ゆえに、アンバイドは、リークと戦ったということは、記憶にとどめることではないし、忘れていても不思議ではないのだ。
だけど、リークの見た目はちゃんと覚えていたようだ。
(黒いフードを被った奴か。ルーゼル=ロッヘで戦ったような―…。まあ、俺が覚えていないってことは、覚える必要のないことだったのか。)
と、心の中でアンバイドは、思うのだった。
アンバイドは、今回の第十回戦、最終回戦では、出場するのは、第一試合ではなく、第四試合なのだ。勝敗を決するかもしれないという場面でのところなのだ。
そう、リークが指名した相手での試合はあり得ないのだ。アンバイドもわかっている。チームである以上、チームに指名されたからこの第一試合に変えてもらえないか、ということが成り立つわけがない。チームとしての戦略を変更させてしまうものだ。そんなことは許されない。
この戦略がアンバイドによって、決められている以上―…。ただし、すべての面で、アンバイド自身が決めたわけではないが―…。
そうである以上、リークの要望にこたえることはできない。
ゆえに、アンバイドは、リークの要望を断ろうとする。
「アンバイド。折角の相手からのご指名だよ。受けないと―…。それに、こういう観客がいる試合でねぇ~。折角のご指名を断るのは野暮だとしかいえない。だから、さっさと行ってこい。」
と、イルーナがアンバイドに近づいて言うのだ。
アンバイドにとって、これは最悪のことでしかない。実際に、第一試合は、クローナが先陣をきるという予定になっていたのだ。それを差し置いて自らが出場することは、もしクローナが戦いたいのであれば、かえってチームに溝を作ることになる。
だけど、このランシュの企画したゲームのためのチームなので、溝を作ったとしてもベルグの居場所が聞ければ、瑠璃たちのところにいる必要はない。ベルグのいる場所に向かい、ベルグに対して復讐を果たせばいい。
「何を言っているんだ。だけどなぁ~。
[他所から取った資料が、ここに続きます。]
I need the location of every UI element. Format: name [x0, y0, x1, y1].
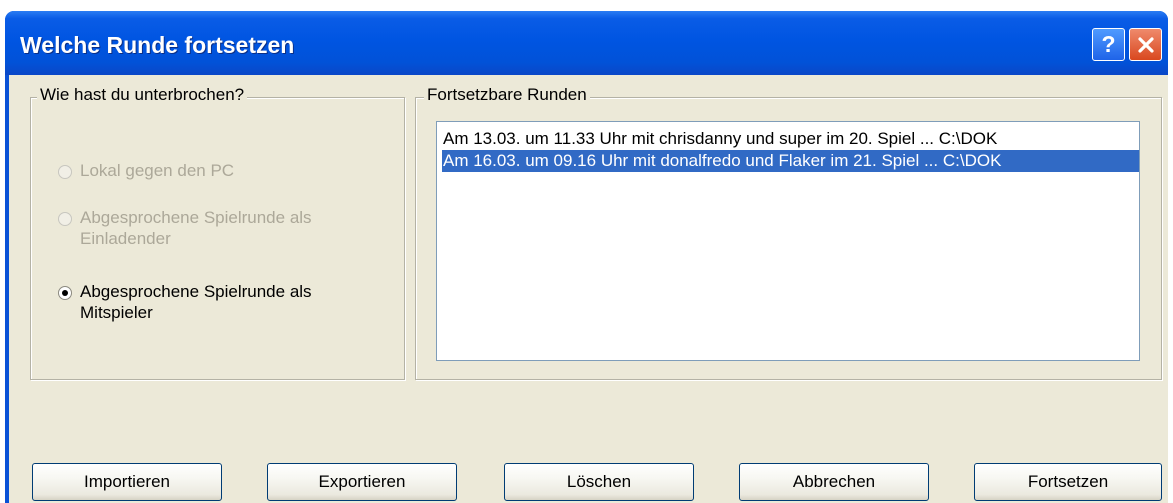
radio-label-local-vs-pc: Lokal gegen den PC [80, 161, 235, 180]
radio-as-player[interactable]: Abgesprochene Spielrunde als Mitspieler [58, 281, 350, 323]
cancel-button[interactable]: Abbrechen [739, 463, 929, 501]
radio-as-host[interactable]: Abgesprochene Spielrunde als Einladender [58, 207, 350, 249]
close-icon [1137, 36, 1154, 53]
continue-button[interactable]: Fortsetzen [974, 463, 1162, 501]
dialog-window: Welche Runde fortsetzen ? Wie hast du un… [5, 11, 1168, 503]
help-button[interactable]: ? [1092, 28, 1125, 61]
question-mark-icon: ? [1101, 31, 1116, 57]
interrupt-group-legend: Wie hast du unterbrochen? [37, 85, 248, 105]
radio-label-as-host: Abgesprochene Spielrunde als Einladender [80, 208, 312, 248]
import-button[interactable]: Importieren [32, 463, 222, 501]
radio-circle-as-host[interactable] [58, 212, 72, 226]
radio-label-as-player: Abgesprochene Spielrunde als Mitspieler [80, 282, 312, 322]
radio-local-vs-pc[interactable]: Lokal gegen den PC [58, 160, 360, 181]
dialog-client-area: Wie hast du unterbrochen? Lokal gegen de… [9, 75, 1168, 503]
export-button[interactable]: Exportieren [267, 463, 457, 501]
window-title: Welche Runde fortsetzen [20, 32, 295, 58]
close-button[interactable] [1129, 28, 1162, 61]
radio-circle-local-vs-pc[interactable] [58, 165, 72, 179]
radio-circle-as-player[interactable] [58, 286, 72, 300]
delete-button[interactable]: Löschen [504, 463, 694, 501]
list-item[interactable]: Am 13.03. um 11.33 Uhr mit chrisdanny un… [442, 128, 1139, 150]
rounds-group-legend: Fortsetzbare Runden [424, 85, 590, 105]
title-bar[interactable]: Welche Runde fortsetzen ? [5, 11, 1168, 75]
rounds-listbox[interactable]: Am 13.03. um 11.33 Uhr mit chrisdanny un… [436, 121, 1140, 361]
interrupt-group: Wie hast du unterbrochen? Lokal gegen de… [30, 85, 405, 380]
list-item-selected[interactable]: Am 16.03. um 09.16 Uhr mit donalfredo un… [442, 150, 1139, 172]
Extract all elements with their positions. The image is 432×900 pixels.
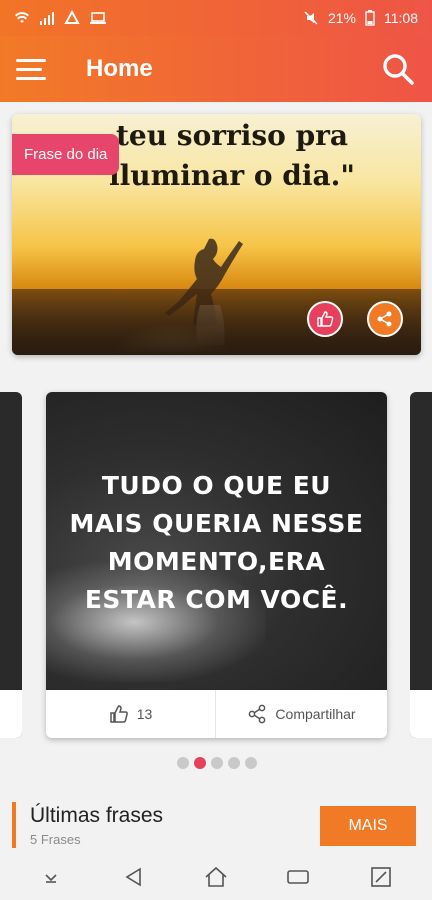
battery-percent: 21%: [327, 10, 356, 26]
status-bar: 21% 11:08: [0, 0, 432, 36]
mute-icon: [304, 11, 318, 25]
share-icon: [249, 704, 266, 724]
signal-icon: [40, 12, 54, 25]
pager-dot-2[interactable]: [194, 757, 206, 769]
thumbs-up-icon: [317, 311, 334, 327]
pager-dot-1[interactable]: [177, 757, 189, 769]
quote-text: TUDO O QUE EU MAIS QUERIA NESSE MOMENTO,…: [69, 471, 364, 614]
quote-of-day-badge: Frase do dia: [12, 134, 120, 175]
quote-card[interactable]: TUDO O QUE EU MAIS QUERIA NESSE MOMENTO,…: [46, 392, 387, 738]
share-icon: [377, 311, 392, 327]
carousel-next-card[interactable]: [410, 392, 432, 738]
carousel-pager: [177, 757, 257, 769]
pager-dot-4[interactable]: [228, 757, 240, 769]
carousel-prev-card[interactable]: [0, 392, 22, 738]
nav-home-icon[interactable]: [196, 859, 236, 895]
section-subtitle: 5 Frases: [30, 832, 81, 847]
more-button[interactable]: MAIS: [320, 806, 416, 846]
menu-icon[interactable]: [16, 51, 52, 87]
quote-image: TUDO O QUE EU MAIS QUERIA NESSE MOMENTO,…: [46, 392, 387, 690]
featured-quote-text: teu sorriso pra iluminar o dia.": [82, 116, 382, 196]
system-nav-bar: [0, 854, 432, 900]
featured-like-button[interactable]: [307, 301, 343, 337]
share-label: Compartilhar: [275, 706, 356, 722]
nav-expand-icon[interactable]: [361, 859, 401, 895]
pager-dot-5[interactable]: [245, 757, 257, 769]
nav-back-icon[interactable]: [114, 859, 154, 895]
app-icon: [64, 10, 80, 24]
thumbs-up-icon: [109, 705, 128, 723]
battery-icon: [365, 10, 375, 26]
page-title: Home: [86, 55, 153, 82]
search-icon[interactable]: [380, 51, 416, 87]
featured-quote-line2: iluminar o dia.": [108, 159, 355, 192]
clock: 11:08: [384, 10, 418, 26]
section-title: Últimas frases: [30, 804, 164, 827]
featured-share-button[interactable]: [367, 301, 403, 337]
section-accent-bar: [12, 802, 16, 848]
latest-section: Últimas frases 5 Frases MAIS: [12, 800, 420, 850]
app-bar: Home: [0, 36, 432, 102]
share-button[interactable]: Compartilhar: [216, 690, 387, 738]
featured-quote-line1: teu sorriso pra: [115, 119, 349, 152]
like-button[interactable]: 13: [46, 690, 216, 738]
nav-recents-icon[interactable]: [278, 859, 318, 895]
like-count: 13: [136, 706, 153, 722]
wheat-field: [12, 289, 421, 355]
pager-dot-3[interactable]: [211, 757, 223, 769]
laptop-icon: [90, 12, 106, 24]
wifi-icon: [15, 12, 29, 23]
nav-hide-icon[interactable]: [31, 859, 71, 895]
card-actions: 13 Compartilhar: [46, 690, 387, 738]
featured-quote-card[interactable]: teu sorriso pra iluminar o dia." Frase d…: [12, 114, 421, 355]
」
と、アンバイドは、イルーナの意見を断ろうとするが、なぜか、瑠璃チームのアンバイドを除く全員が、片手をだし、どうぞとするのであった。
クローナさえもどうぞというポーズをとるのだった。
(お前ら、一体、どこで打ち合わせをしやがったんだ!!)
と、アンバイドは、心の中で、何でそんな完璧に揃っているかと思わせる感じのことができるのかに、イラつきを感じるのだった。
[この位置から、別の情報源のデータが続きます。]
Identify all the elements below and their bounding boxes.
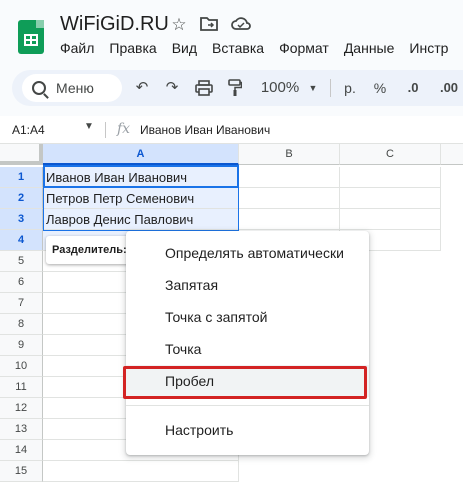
cloud-saved-icon[interactable] — [231, 15, 251, 35]
cell-b3[interactable] — [239, 209, 340, 230]
menu-divider — [126, 405, 369, 406]
toolbar-divider — [330, 79, 331, 97]
row-header-1[interactable]: 1 — [0, 167, 43, 188]
row-header-14[interactable]: 14 — [0, 440, 43, 461]
menu-item-custom[interactable]: Настроить — [126, 414, 369, 446]
row-header-4[interactable]: 4 — [0, 230, 43, 251]
row-header-3[interactable]: 3 — [0, 209, 43, 230]
document-title[interactable]: WiFiGiD.RU — [60, 13, 169, 36]
sheets-logo-icon[interactable] — [18, 20, 44, 54]
menu-search-label: Меню — [56, 80, 94, 96]
zoom-dropdown-icon[interactable]: ▼ — [308, 77, 318, 99]
row-header-10[interactable]: 10 — [0, 356, 43, 377]
decrease-decimal-button[interactable]: .0 — [404, 77, 422, 99]
undo-icon[interactable]: ↶ — [133, 77, 151, 99]
toolbar: Меню ↶ ↷ 100% ▼ р. % .0 .00 — [12, 70, 463, 106]
formula-bar-divider — [105, 122, 106, 138]
row-header-15[interactable]: 15 — [0, 461, 43, 482]
column-header-d[interactable] — [441, 144, 463, 165]
column-header-b[interactable]: B — [239, 144, 340, 165]
text-to-columns-separator-control[interactable]: Разделитель: — [46, 236, 136, 264]
menu-insert[interactable]: Вставка — [212, 40, 264, 56]
row-header-9[interactable]: 9 — [0, 335, 43, 356]
formula-bar: A1:A4 ▼ fx Иванов Иван Иванович — [0, 116, 463, 144]
row-header-11[interactable]: 11 — [0, 377, 43, 398]
menu-edit[interactable]: Правка — [109, 40, 156, 56]
row-header-12[interactable]: 12 — [0, 398, 43, 419]
name-box[interactable]: A1:A4 — [12, 123, 45, 137]
cell-a15[interactable] — [43, 461, 239, 482]
cell-b1[interactable] — [239, 167, 340, 188]
zoom-select[interactable]: 100% — [259, 77, 301, 99]
menu-search[interactable]: Меню — [22, 74, 122, 102]
column-header-c[interactable]: C — [340, 144, 441, 165]
print-icon[interactable] — [194, 77, 214, 99]
name-box-dropdown-icon[interactable]: ▼ — [84, 121, 94, 132]
column-header-a[interactable]: A — [43, 144, 239, 165]
menu-item-semicolon[interactable]: Точка с запятой — [126, 301, 369, 333]
currency-format-button[interactable]: р. — [343, 77, 357, 99]
cell-b2[interactable] — [239, 188, 340, 209]
menu-item-detect-automatically[interactable]: Определять автоматически — [126, 237, 369, 269]
redo-icon[interactable]: ↷ — [163, 77, 181, 99]
row-header-2[interactable]: 2 — [0, 188, 43, 209]
row-header-8[interactable]: 8 — [0, 314, 43, 335]
menu-item-space[interactable]: Пробел — [123, 365, 369, 399]
menu-data[interactable]: Данные — [344, 40, 395, 56]
row-header-13[interactable]: 13 — [0, 419, 43, 440]
row-header-5[interactable]: 5 — [0, 251, 43, 272]
menu-item-period[interactable]: Точка — [126, 333, 369, 365]
percent-format-button[interactable]: % — [373, 77, 387, 99]
highlight-frame — [123, 366, 367, 399]
cell-a3[interactable]: Лавров Денис Павлович — [43, 209, 239, 230]
menu-tools[interactable]: Инстр — [409, 40, 448, 56]
formula-input[interactable]: Иванов Иван Иванович — [140, 123, 270, 137]
menu-view[interactable]: Вид — [172, 40, 197, 56]
row-header-7[interactable]: 7 — [0, 293, 43, 314]
menu-format[interactable]: Формат — [279, 40, 329, 56]
menu-item-comma[interactable]: Запятая — [126, 269, 369, 301]
menu-file[interactable]: Файл — [60, 40, 94, 56]
paint-format-icon[interactable] — [226, 77, 244, 99]
title-bar: WiFiGiD.RU ☆ Файл Правка Вид Вставка Фор… — [0, 0, 463, 66]
select-all-corner[interactable] — [0, 144, 43, 165]
cell-c2[interactable] — [340, 188, 441, 209]
cell-c3[interactable] — [340, 209, 441, 230]
star-icon[interactable]: ☆ — [169, 15, 189, 35]
cell-c1[interactable] — [340, 167, 441, 188]
menu-bar: Файл Правка Вид Вставка Формат Данные Ин… — [60, 40, 463, 56]
search-icon — [32, 81, 46, 95]
separator-dropdown-menu: Определять автоматически Запятая Точка с… — [123, 231, 369, 455]
cell-a2[interactable]: Петров Петр Семенович — [43, 188, 239, 209]
increase-decimal-button[interactable]: .00 — [436, 77, 462, 99]
move-folder-icon[interactable] — [199, 15, 219, 35]
function-icon: fx — [117, 121, 131, 137]
row-header-6[interactable]: 6 — [0, 272, 43, 293]
cell-a1[interactable]: Иванов Иван Иванович — [43, 167, 239, 188]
「決めただろ。第一試合はクローナで、俺は第四試合に出場すると―…。俺が、重要な局面に出て、チームが負けている時、第五試合以降につなぐ、チームが勝っている場合は勝利を確定させるって―…。」
と、アンバイドが言いかけたところで、ギーランが言ってくるのだった。
「今回のこの試合は、ルール追加により、チームのリーダーを倒した奴の属するチームには、五試合分の勝利が今までの勝利数に付け加わるのだから―…。そうなってくると、第四試合も関係なく、第六試合までは確実におこなわれることになる。瑠璃を第六試合に出す以上―…。」
と、ギーランは、最後の方はアンバイドにのみ聞こえるように言うのだった。
相手に自らのチームの出場する試合の順番と誰が出るのかを教える義理はないし、向こうもそうしてこない可能性の方が高い。
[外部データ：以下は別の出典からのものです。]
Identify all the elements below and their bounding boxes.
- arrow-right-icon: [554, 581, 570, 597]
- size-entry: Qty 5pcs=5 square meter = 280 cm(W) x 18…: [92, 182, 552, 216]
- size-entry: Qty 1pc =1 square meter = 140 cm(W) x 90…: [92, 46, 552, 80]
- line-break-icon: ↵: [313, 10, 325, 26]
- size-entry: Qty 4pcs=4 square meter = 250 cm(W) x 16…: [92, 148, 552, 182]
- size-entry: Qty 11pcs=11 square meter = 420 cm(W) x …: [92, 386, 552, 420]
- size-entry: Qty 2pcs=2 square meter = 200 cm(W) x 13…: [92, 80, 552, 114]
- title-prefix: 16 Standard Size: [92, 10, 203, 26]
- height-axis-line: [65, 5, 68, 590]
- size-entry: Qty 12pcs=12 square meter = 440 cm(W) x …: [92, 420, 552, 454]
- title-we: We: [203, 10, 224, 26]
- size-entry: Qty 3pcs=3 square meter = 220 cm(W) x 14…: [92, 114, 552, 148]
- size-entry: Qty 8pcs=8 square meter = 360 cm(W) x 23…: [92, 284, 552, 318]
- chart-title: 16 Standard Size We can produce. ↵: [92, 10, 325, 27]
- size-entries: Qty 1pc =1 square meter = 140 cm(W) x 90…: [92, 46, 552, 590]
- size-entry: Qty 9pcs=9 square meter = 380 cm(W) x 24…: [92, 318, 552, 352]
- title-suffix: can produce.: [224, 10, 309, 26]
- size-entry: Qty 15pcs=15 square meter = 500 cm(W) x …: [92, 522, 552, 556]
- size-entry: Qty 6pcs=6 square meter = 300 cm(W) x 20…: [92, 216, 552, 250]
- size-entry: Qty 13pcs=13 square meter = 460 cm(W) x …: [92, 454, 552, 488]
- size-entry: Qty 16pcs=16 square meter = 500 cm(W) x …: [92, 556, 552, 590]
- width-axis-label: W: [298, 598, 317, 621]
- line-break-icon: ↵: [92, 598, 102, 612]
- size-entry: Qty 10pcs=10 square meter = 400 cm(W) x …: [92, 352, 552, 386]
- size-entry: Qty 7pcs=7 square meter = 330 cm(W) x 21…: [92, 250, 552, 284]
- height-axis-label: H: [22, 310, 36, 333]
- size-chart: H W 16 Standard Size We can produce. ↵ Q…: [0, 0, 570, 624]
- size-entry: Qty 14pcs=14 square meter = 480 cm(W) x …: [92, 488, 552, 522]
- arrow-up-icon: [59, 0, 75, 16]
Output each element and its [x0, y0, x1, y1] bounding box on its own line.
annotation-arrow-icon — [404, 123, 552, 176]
さらに、追加ルールにより、第六試合がおこなわれるのは確実だ。瑠璃チームのリーダーは、瑠璃であり、瑠璃は第六試合に出場する予定となっているからだ。ランシュがどこで出場するかによって変わってくるだろうが―…。勝敗に関することにおいては―…。それでも、予想はできる。そう、ランシュも第六試合に出てくるのではないか、ということを―…。
「そうかよ。だけど―…。」
と、アンバイドが反論しようとすると、ローが言うのであった。
「だけどの~う、観客は、あそこにいる黒いフードを被っている人物とアンバイドの試合を望んでいるわけじゃ。もしも、第一試合にアンバイドが出場しないということになると、観客は失望し、セルティー王女のお株を下げてしまうことになるの~う。アンバイドが第一試合に出場しないせいで―…、の~う。」
と。
アンバイドは観客席の方を見回す。
観客席のそこら中から声が聞こえた。
「アンバイド、折角のご指名だ。出あがれ!!」
「そーだ。そーだ。」
「前の試合では、譲っただろ。今回は受けろよ!! あ~、前の試合も、譲るのに時間がかかったか。」
「アンバイド、出ろよ!!」
「出~ろっ!!! 出~ろ!!!! 出~ろ!!!!!」
と、次第に、観客たちは、第十回戦第一試合の瑠璃チームの出場者をアンバイドにしようとするのだった。
観客の一人一人の心理について触れたとしたら、これに要する時間、いや、文章数から考えて、軽く数万、いや数百万の文字を使ってしまうだろう。そんなことをしてしまえば、この話はいったい何だったのかと私もあなたも忘れてしまうだろう。それは良くない。ゆえに、全体的に簡単にまとめてしまうことにしよう。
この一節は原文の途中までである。